In response to Kemp’s speech about “radical democrats,” Abrams has labeled her opponent an “extremist” on guns and abortion. She cites Kemp signing a 2022 law that would make it legal to carry a concealed weapon without a license and a 2019 law banning abortions in the state after the sixth week of pregnancy, before many women know they are. be pregnant. The latest statute, which Kemp signed in 2019, came into effect after the U.S. Supreme Court overturned Roe v. Wade in June, a nearly 50-year precedent that legalized abortion nationwide.
And she continues to criticize Kemp for signing a sweeping revision to the state election law she once characterized as “Jim Crow 2.0” because it could make it harder for some Georgia voters to vote.
Rountree, the Republican pollster, said Abrams should distill her claims into a clear reason why voters should switch governors. “She bickers about how to spend a state surplus and then responds to national issues like abortion that are put before her,” Rountree said.
But Groh-Wargo said the campaign’s research shows that abortion is a vital issue for voters, especially among Democrats who normally won’t vote and even among Republicans who support abortion rights.
Groh-Wargo said Abrams too must face the burden of trying to break through two historic barriers in a state that has known nothing but white men in the governor’s seat. “We’re not just doing the job of tackling those biases, we’re giving voters what they want and need to make a decision,” Groh-Wargo said, explaining why Abrams explains in detail what she’s dealing with. would do the job.
If Kemp has a hidden vulnerability, it’s Republicans who won’t forgive him for resisting Trump.
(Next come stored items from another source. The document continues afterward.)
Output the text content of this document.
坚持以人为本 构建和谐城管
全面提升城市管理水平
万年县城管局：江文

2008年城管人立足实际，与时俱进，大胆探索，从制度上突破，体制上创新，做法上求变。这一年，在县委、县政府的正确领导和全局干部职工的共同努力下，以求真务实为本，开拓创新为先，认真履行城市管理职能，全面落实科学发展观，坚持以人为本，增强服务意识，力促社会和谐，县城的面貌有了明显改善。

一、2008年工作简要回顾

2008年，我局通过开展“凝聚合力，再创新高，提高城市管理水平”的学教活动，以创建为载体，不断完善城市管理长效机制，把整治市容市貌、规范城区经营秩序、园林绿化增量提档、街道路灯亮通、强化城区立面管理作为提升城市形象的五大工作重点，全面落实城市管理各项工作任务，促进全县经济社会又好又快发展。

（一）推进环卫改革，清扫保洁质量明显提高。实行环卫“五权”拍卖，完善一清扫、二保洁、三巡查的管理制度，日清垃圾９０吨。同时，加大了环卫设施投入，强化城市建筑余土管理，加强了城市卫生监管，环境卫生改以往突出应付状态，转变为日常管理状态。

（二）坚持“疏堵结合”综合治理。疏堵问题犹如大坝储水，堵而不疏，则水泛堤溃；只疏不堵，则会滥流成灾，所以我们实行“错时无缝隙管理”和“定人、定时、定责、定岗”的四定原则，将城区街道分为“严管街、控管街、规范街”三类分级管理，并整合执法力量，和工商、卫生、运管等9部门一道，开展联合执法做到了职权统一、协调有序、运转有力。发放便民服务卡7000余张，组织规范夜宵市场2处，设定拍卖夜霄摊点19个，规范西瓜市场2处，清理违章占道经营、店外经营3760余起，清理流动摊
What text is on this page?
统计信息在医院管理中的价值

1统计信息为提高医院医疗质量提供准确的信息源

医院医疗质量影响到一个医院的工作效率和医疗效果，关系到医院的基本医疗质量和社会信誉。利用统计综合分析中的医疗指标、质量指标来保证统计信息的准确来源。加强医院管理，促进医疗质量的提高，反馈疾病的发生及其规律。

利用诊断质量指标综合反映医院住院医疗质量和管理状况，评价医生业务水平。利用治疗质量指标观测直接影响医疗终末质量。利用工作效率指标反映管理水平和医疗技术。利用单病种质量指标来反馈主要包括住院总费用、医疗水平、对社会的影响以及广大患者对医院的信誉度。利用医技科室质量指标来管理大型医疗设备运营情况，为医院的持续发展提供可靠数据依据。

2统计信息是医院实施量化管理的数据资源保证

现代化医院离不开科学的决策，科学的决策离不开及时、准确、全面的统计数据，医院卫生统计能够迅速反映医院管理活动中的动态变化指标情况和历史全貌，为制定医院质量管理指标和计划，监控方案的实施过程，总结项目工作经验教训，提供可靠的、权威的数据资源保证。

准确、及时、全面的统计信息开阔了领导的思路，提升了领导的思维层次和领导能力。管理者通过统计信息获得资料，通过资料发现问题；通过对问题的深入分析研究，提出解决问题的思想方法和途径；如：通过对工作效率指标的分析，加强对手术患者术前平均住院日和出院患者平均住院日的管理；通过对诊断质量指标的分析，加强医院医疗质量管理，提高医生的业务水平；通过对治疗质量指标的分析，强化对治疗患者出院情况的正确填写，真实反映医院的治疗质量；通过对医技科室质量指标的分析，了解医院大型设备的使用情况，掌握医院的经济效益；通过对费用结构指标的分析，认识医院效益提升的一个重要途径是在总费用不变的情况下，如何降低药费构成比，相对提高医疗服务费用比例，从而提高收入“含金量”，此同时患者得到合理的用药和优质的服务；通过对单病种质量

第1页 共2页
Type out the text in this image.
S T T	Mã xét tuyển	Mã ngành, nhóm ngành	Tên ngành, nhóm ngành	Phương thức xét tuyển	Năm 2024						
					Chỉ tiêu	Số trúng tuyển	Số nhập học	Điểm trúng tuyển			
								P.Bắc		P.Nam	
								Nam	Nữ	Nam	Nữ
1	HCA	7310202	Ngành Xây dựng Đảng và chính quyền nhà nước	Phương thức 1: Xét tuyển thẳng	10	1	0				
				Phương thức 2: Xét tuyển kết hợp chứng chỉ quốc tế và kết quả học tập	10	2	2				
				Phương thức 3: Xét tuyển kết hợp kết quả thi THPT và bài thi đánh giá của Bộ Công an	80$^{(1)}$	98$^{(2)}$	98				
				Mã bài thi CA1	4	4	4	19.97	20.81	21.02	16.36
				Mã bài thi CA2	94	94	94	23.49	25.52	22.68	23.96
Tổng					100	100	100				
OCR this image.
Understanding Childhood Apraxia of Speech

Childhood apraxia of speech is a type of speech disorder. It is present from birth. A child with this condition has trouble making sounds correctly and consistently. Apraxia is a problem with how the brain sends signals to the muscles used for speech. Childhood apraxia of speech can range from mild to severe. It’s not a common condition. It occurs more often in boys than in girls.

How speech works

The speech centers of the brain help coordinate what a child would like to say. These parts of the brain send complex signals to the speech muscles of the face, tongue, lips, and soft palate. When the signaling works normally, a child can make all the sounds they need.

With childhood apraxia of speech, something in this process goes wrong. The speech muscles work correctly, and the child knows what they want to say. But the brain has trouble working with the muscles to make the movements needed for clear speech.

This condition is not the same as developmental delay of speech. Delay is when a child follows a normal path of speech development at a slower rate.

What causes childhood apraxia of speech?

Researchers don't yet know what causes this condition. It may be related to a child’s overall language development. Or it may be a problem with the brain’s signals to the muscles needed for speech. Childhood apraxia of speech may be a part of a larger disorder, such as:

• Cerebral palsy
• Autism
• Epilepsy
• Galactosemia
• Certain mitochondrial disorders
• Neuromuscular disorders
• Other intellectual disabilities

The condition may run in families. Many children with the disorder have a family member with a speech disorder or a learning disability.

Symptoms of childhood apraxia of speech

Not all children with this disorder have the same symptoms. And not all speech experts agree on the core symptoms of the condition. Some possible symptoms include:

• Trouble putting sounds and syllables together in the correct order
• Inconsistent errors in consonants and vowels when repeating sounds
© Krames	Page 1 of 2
Trump backed former US Senator David Perdue over Kemp in the GOP primaries, in a bid to live up to his post-2020 threats. Kemp defeated Perdue with 74% of the vote and Trump has been silent about Kemp ever since.
The question is how many of Perdue’s 262,000 primary supporters refuse to back Kemp over Abrams, either sit out the governor’s race or give their votes to the Libertarian Party candidate, potentially forcing a runoff by bringing Kemp under a majority.
“There are still plenty of Republicans mad at Kemp,” said Debbie Dooley, an early tea party organizer and Trump ally. “I will never vote for him.”
But Dooley admitted that Abrams himself is a coalescing force for Kemp. So much so that some Republicans are astonished that Kemp, once expecting to have a heart-pounding fight, could be the heavyweight carrying the GOP ticket, rather than the beloved but embattled former football star Herschel Walker of the University of Georgia, running for the Senate against Democratic Senator Raphael Warnock.
“There are a lot of people who are happy that their kids didn’t wear masks at school,” said Martha Zoller, a conservative radio host in North Georgia. “I think we’re going to see how strong Brian really is.”